Daraus wird der Reiter dem Pferd über geschickte Linienführung, Lektionenabfolgen und Hilfengebung seine Aufgabe vermitteln können. Dadurch löst sich das Pferd, es wölbt den Rücken auf und wenn dann die für Bewegung zuständigen Muskeln ihren Job tun können, wird die Rumpftragemuskulatur effektiv gestärkt und befähigt das Pferd, den gehobenenen Rücken länger dort zu tragen. Umso wichtiger sind hier regelmäßige Pausen. Ein Pferd wird nicht von Anfang an, Rücken und Brustkorb dauerhaft oben halten können, das müssen wir mit ihm trainieren!
Sitz und Hilfengebung
Über den freien, stabilen Sitz als Voraussetzung sprach ich schon, denn nur daraus ist eine unabhängige Hilfengebung möglich. Konkret geht es um die Reaktion auf die sich verändernden Balancezustände. Das ist gemeint, wenn man vom Zusammenspiel von treibenden und verhaltenden Hilfen spricht. Eine kleine Parade, um ein wenig mehr Last auf die Hinterhand zu bringen, was eigentlich bedeutet, dass das jeweilige Hinterbein ein wenig länger am Boden stehen bleibt. Wenn sich dabei die Gelenke des Hinterbeins beugen, arbeiten wir schon in Richtung Versammlung und bringen eine erhöhte Spannung in die Muskulatur.
Auf die versammelnde Hilfe kann eine treibende Hilfe folgen, das lädt die Muskulatur ein, sich wieder ins Vorwärts zu strecken. Der Wechsel trainiert die Muskulatur sehr effektiv und sollte das Pferd dazu bringen wollen, sich etwas an die Hand zu dehnen. Dort kann der Reiter diesen Zug sanft empfangen und begleiten.

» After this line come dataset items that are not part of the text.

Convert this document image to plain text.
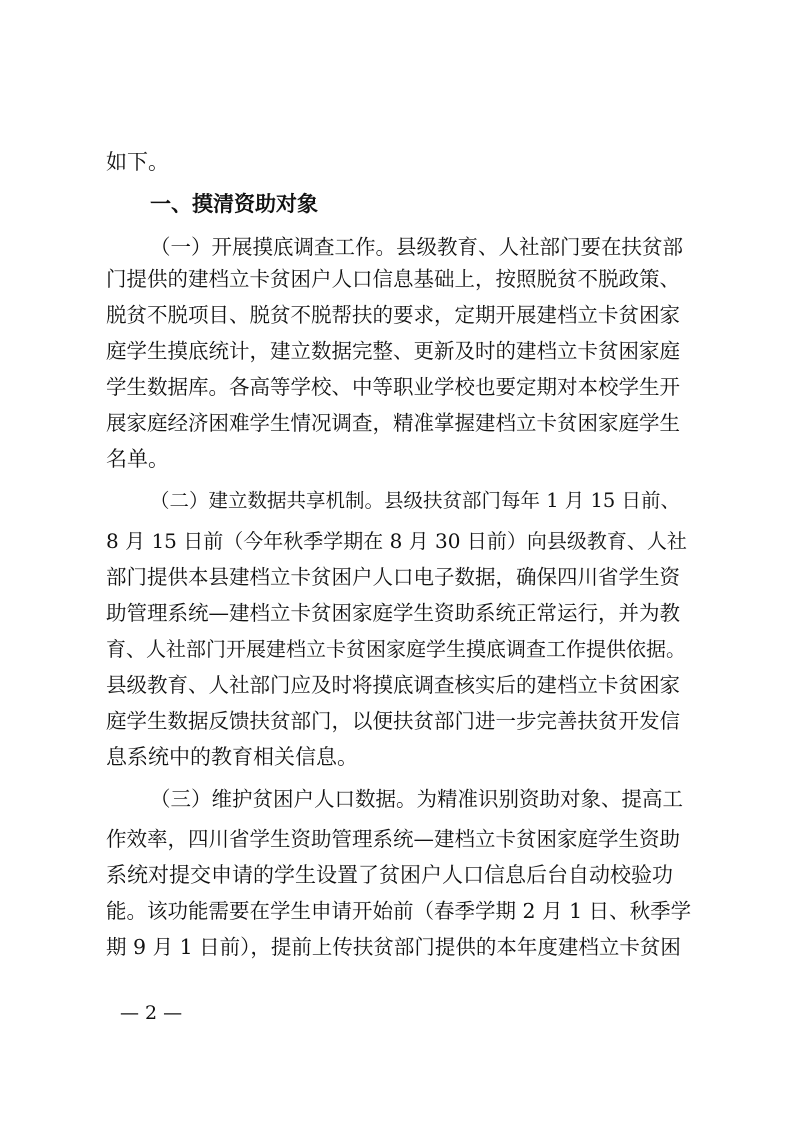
如下。
一、摸清资助对象
（一）开展摸底调查工作。县级教育、人社部门要在扶贫部
门提供的建档立卡贫困户人口信息基础上，按照脱贫不脱政策、
脱贫不脱项目、脱贫不脱帮扶的要求，定期开展建档立卡贫困家
庭学生摸底统计，建立数据完整、更新及时的建档立卡贫困家庭
学生数据库。各高等学校、中等职业学校也要定期对本校学生开
展家庭经济困难学生情况调查，精准掌握建档立卡贫困家庭学生
名单。
（二）建立数据共享机制。县级扶贫部门每年 1 月 15 日前、
8 月 15 日前（今年秋季学期在 8 月 30 日前）向县级教育、人社
部门提供本县建档立卡贫困户人口电子数据，确保四川省学生资
助管理系统—建档立卡贫困家庭学生资助系统正常运行，并为教
育、人社部门开展建档立卡贫困家庭学生摸底调查工作提供依据。
县级教育、人社部门应及时将摸底调查核实后的建档立卡贫困家
庭学生数据反馈扶贫部门，以便扶贫部门进一步完善扶贫开发信
息系统中的教育相关信息。
（三）维护贫困户人口数据。为精准识别资助对象、提高工
作效率，四川省学生资助管理系统—建档立卡贫困家庭学生资助
系统对提交申请的学生设置了贫困户人口信息后台自动校验功
能。该功能需要在学生申请开始前（春季学期 2 月 1 日、秋季学
期 9 月 1 日前），提前上传扶贫部门提供的本年度建档立卡贫困
— 2 —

Wichtig ist, dem Pferd jeweils Zeit zu geben, auf die Hilfe zu reagieren und nicht beides, also Vorwärts und Verhalten, gleichzeitig zu fordern. Außerdem könnte sich dadurch eine falsche Verknüpfung aufbauen und das Pferd lernt, auf eine verhaltende Hilfe schneller zu werden.
Eine andere Möglichkeit ist das Lösen über häufig wechselnde Biegungen. Hufschlagfiguren in allen Varianten und viele Handwechsel lockern das Pferd. Auch hier sollte der Zügel elastisch dem Pferd angepasst werden. Das ist schwieriger, wenn innerer und äußerer Zügel oft wechseln. Der Reiter sollte üben, den Zügel leicht durch die Hand gleiten zu lassen und ihn ebenso sanft wieder aufzunehmen.